The two elements of Bolognese architecture that are admittedly kind of cool are its porticoes and its towers. All through the city, sidewalks are covered in arched porticoes, a feature of the city’s architecture since the 12th century. Some of them are simple, practical coverings, others stately, others whimsical, others works of art. All of them are quite practical, for when it rains in Bologna (as it did much of the time I was there) you can walk around the much of the city under cover, only having to emerge into the rain to cross the street. All in all, there are 62 km worth of porticoes in the city, and they lend the city’s architecture a unique character.

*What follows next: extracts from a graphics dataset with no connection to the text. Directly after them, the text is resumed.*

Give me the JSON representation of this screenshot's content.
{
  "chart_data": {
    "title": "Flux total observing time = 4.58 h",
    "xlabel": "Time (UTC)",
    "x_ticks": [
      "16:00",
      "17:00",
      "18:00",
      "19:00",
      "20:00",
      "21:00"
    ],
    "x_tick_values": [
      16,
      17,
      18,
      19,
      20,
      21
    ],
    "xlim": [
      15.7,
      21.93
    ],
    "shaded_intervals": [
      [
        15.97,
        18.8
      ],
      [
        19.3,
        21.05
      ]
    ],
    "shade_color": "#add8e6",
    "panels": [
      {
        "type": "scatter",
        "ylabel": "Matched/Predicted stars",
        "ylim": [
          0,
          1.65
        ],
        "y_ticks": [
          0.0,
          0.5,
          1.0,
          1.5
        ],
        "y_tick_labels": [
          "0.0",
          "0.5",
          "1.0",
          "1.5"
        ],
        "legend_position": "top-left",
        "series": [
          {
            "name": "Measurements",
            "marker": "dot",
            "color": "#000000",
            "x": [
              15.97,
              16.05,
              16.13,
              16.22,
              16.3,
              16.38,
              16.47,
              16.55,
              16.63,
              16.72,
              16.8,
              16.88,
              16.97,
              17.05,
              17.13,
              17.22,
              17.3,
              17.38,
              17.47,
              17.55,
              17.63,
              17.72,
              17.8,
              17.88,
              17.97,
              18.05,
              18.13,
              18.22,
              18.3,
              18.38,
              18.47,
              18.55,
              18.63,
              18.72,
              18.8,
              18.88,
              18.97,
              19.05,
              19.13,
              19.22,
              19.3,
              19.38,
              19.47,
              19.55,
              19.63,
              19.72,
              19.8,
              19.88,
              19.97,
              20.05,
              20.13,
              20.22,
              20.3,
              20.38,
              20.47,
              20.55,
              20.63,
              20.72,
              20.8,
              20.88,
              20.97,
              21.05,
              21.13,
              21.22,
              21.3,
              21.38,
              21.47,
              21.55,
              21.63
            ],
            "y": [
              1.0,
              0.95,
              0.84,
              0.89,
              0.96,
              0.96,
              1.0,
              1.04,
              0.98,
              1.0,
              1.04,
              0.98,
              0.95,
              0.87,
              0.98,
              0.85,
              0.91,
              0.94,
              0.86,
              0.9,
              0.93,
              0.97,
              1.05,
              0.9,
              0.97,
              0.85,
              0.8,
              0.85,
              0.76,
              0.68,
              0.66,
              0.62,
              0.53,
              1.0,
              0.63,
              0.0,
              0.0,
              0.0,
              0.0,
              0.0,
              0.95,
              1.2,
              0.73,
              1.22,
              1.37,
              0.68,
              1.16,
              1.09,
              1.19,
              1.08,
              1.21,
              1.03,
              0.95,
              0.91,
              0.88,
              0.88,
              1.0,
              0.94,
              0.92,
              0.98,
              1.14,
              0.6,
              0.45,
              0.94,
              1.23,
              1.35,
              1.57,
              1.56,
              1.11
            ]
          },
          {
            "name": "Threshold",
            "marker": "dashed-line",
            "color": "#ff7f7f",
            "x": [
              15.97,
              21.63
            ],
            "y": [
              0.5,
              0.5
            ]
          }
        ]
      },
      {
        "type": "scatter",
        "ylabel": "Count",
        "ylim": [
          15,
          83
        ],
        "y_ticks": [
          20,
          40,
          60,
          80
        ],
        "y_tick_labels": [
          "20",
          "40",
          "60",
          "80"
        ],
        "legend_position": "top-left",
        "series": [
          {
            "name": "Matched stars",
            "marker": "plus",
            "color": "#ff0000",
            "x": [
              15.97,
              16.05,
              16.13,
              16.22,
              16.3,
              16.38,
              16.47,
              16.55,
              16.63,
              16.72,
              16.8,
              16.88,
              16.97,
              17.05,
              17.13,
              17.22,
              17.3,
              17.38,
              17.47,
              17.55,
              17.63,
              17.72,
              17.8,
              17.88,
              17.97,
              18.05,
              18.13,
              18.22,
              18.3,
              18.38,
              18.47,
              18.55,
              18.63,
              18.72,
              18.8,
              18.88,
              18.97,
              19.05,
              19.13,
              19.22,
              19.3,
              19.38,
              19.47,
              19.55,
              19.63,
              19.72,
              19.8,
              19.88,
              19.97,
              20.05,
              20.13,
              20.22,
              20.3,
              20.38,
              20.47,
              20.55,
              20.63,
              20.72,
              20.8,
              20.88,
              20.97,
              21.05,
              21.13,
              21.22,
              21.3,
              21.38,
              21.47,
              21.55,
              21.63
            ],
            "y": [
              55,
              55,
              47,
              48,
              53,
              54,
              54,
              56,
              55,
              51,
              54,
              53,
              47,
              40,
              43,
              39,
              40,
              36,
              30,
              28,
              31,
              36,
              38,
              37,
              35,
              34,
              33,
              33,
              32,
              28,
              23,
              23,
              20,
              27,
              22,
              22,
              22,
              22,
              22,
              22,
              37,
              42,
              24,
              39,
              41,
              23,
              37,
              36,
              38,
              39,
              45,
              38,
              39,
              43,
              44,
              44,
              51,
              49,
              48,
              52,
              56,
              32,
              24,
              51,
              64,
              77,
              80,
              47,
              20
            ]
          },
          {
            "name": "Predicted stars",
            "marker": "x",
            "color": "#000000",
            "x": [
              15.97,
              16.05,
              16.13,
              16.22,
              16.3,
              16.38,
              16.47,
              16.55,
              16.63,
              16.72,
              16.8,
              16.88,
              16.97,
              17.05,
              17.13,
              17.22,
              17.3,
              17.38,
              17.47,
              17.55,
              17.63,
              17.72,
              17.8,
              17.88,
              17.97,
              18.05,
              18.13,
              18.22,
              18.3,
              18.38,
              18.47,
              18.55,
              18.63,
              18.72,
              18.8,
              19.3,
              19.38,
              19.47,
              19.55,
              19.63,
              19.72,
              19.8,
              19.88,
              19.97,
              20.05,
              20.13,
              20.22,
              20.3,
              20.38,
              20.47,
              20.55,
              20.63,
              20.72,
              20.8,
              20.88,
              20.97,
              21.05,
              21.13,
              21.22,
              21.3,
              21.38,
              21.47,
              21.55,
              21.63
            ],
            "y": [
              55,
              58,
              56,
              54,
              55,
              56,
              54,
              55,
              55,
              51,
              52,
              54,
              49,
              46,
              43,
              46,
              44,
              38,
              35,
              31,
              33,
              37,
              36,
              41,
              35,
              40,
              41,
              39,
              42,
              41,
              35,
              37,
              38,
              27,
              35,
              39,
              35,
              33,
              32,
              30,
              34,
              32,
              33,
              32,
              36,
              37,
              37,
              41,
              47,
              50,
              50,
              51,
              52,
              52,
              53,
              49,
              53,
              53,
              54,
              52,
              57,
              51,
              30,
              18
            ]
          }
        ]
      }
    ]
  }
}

The towers, I suspect, were more impressive in memory than in current fact. Centuries before New York City started sprouting skyscrapers, the great families of Bologna (and elsewhere in Italy) built massive brick towers to the skies, simultaneously for purposes of status and defense. Food tour guide Caterina showed us a rendering of what the city had looked like over a century ago (something like this), before many of the towers crumbled or were torn down due to structural failings, and presumably bombing during World War II. Ruins of them can be seen tucked in corners all around the city, but the Due Torre (Two Towers), are the most prominent remaining.
Until recently, you could climb the larger Torre degli Asinelli, but now the smaller Torre della Garisenda is leaning so heavily towards its big brother that the larger tower has been closed due to safety concerns.
Overall, I found Bologna and the Emilia region worth visiting for the cuisine alone. A true foodie could go nuts in this region, visiting wine, cheese, and salumi shops and production facilities, along with restaurants from the hole-in-the-wall to the Michelin-starred. But for me, the region lacked something of the charm that I associate with Italy. But perhaps my impression was soured on account of the rain, which prevented me from spending as much time as I’d have liked enjoying my all-time favorite Italian activity of sitting in an outdoor café, drinking wine, and people watching.